A cruise ship has returned from the Xisha Islands after investigating possible routes for developing tourism among islands in the South China Sea, the cruise operator said Tuesday.
The Yexiang Gongzhu cruise ship. [File photo]
The Japan-imported Yexiang Gongzhu, or Scent of Princess Coconut, docked at a port in Sanya, a city in south China's island province of Hainan, on Monday after a three-day voyage to the northern shoals of the Xisha Islands, said Zhou Naijun, an official with Hainan Strait Shipping Co.,Ltd, the cruise operator.
Zhou said the company would fine-tune Xisha cruise tourism plans based on information collected during the trial sail. But he said there is still no timetable for officially launching the cruise plans.
Officials with the Hainan provincial government said they are drafting plans to develop tourism on the Xisha Islands, a chain of islands scattered along the western part of the South China Sea.
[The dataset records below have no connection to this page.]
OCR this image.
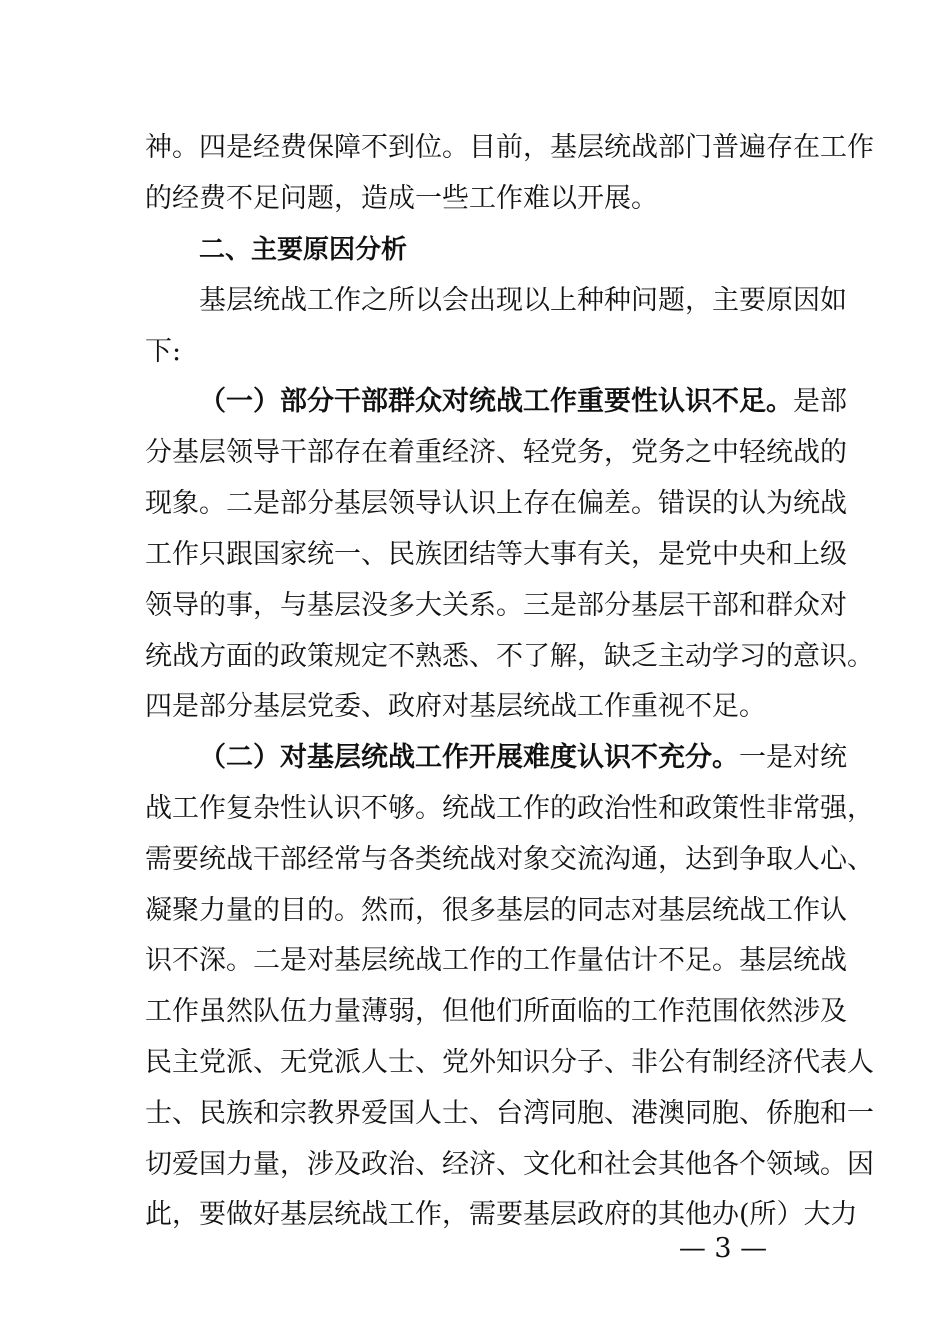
神。四是经费保障不到位。目前，基层统战部门普遍存在工作
的经费不足问题，造成一些工作难以开展。
二、主要原因分析
基层统战工作之所以会出现以上种种问题，主要原因如
下:
（一）部分干部群众对统战工作重要性认识不足。是部
分基层领导干部存在着重经济、轻党务，党务之中轻统战的
现象。二是部分基层领导认识上存在偏差。错误的认为统战
工作只跟国家统一、民族团结等大事有关，是党中央和上级
领导的事，与基层没多大关系。三是部分基层干部和群众对
统战方面的政策规定不熟悉、不了解，缺乏主动学习的意识。
四是部分基层党委、政府对基层统战工作重视不足。
（二）对基层统战工作开展难度认识不充分。一是对统
战工作复杂性认识不够。统战工作的政治性和政策性非常强，
需要统战干部经常与各类统战对象交流沟通，达到争取人心、
凝聚力量的目的。然而，很多基层的同志对基层统战工作认
识不深。二是对基层统战工作的工作量估计不足。基层统战
工作虽然队伍力量薄弱，但他们所面临的工作范围依然涉及
民主党派、无党派人士、党外知识分子、非公有制经济代表人
士、民族和宗教界爱国人士、台湾同胞、港澳同胞、侨胞和一
切爱国力量，涉及政治、经济、文化和社会其他各个领域。因
此，要做好基层统战工作，需要基层政府的其他办(所）大力
— 3 —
Hainan Strait Shipping has been issued a license to operate the Haikou-Sanya-North Xisha route.
Huang Peng, an official with the provincial transportation bureau, said that in the initial stage of tourism development, cruise ships will be allowed to sail to Yongxing Island but tourists will have to stay on board.
"They will tour around the northern shoals of Xisha, enjoying the awesome views and the blue sea, before returning to Hainan," Huang said. "For the next stage, we will build bigger ships and make other improvements to meet the demands of high-end customers."
The Scent of Princess Coconut, measuring 140 meters long and 20 meters wide, has been serving as a deluxe passenger and cargo ferry between south China ports since 1999. In order to operate the Xisha cruise route, it has been refitted with enhanced capabilities for withstanding high winds on the rough South China Sea.
The Xisha route spans a distance of about 180 sea miles, or about a 12-hour boat ride, and a round-trip cruise takes about two days, Zhou said.
Over the years, China has repeatedly reiterated its indisputable sovereignty over the Xisha Islands and adjacent waters. China's State Council said in a regulation issued in late 2009 that the government would work to "actively, prudently and neatly" open the Xisha Islands to tourism.
Huang said Xisha tourism development is "very important" because it is a declaration of sovereignty over the islands on the South China Sea that have been a part of Chinese territory since ancient times.
He said tourism development in the area would also signal that the government of Hainan is exercising effective administration over the islands.